Late April and early May tend to be the optimal times to capture bluebells at their best. Find out how to photograph bluebells, in our how-to guide.

Bluebells-by-Robert-Birkby-Photography

A misty morning, a quiet spot and a creative eye are the keys to photographying bluebells successfully. Photo by Robert Birkby Photography

‘One of the highlights of spring is the appearance of bluebells across our countryside,’ writes Robert Birkby. ‘Late April and early May tend to be the optimal times to capture bluebells at their best, and although much photographed, it really is difficult to resist those fabulous swathes of colour across our hills and woodlands.
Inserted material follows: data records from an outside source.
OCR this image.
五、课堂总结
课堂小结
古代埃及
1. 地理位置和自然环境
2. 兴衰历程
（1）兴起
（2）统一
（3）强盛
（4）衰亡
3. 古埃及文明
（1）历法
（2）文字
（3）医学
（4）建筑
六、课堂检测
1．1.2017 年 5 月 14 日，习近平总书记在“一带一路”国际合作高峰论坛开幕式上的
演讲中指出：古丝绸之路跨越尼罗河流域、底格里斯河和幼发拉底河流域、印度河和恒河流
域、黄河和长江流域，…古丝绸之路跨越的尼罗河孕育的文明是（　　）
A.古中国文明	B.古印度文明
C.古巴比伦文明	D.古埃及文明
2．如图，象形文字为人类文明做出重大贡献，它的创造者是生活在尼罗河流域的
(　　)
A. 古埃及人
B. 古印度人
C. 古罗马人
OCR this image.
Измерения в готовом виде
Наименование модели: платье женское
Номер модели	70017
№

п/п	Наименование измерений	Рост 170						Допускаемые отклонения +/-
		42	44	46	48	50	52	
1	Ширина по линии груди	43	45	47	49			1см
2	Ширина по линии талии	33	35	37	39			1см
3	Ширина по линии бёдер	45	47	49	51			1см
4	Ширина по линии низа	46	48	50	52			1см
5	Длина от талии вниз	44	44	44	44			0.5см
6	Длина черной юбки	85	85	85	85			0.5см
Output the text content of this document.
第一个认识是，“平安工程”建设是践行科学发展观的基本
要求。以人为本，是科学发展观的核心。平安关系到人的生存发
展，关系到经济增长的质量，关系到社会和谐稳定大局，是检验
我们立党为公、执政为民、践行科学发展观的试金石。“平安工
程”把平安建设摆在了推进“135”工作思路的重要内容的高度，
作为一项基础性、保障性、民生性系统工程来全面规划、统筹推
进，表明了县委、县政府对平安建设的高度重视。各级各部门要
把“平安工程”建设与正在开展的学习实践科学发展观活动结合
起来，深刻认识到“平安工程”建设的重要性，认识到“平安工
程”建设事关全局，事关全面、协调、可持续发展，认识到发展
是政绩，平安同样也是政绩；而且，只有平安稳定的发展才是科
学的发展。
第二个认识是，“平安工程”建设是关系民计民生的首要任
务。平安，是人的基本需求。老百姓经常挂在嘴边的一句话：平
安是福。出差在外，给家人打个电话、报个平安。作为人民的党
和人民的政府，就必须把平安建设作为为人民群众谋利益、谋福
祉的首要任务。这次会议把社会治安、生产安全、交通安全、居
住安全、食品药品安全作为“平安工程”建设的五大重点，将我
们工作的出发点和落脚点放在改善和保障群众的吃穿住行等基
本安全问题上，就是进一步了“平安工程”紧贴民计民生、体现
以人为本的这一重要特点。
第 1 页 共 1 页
At the same time, grass starts to grow more quickly and new leaves are beginning to appear on deciduous trees. After a long and dark winter these fresh, vibrant greens and blues form a magnificent palette of colour.

Some regard bluebell shots as clichéd, but with a little effort it’s possible to capture something more original. The opportunities are endless. Try low and high viewpoints, and adjusting depth of field, focal length and brightness.’

  1. Early mornings in bluebell woods often produce the best results. Still and misty conditions are common at this time of year. Mist adds atmosphere and depth, while a carpet of bluebells is the icing on the cake.
  2. The famous bluebell locations are popular, so you’ll likely be sharing your view with other photographers. But bluebells can be found in the most unlikely locations, so try to find your own untrampled patch.
  3. Use the viewfinder to carefully seek out a good composition. It could be that the trees are balanced in the frame or forming repeating patterns. Gaps between trees help pull the viewer into the scene.
  4. Don’t forget to take some close-up or macro images of the intricate beauty of bluebells. Choose a healthy looking specimen that is not in direct sunlight, otherwise highlights are lost at the edges.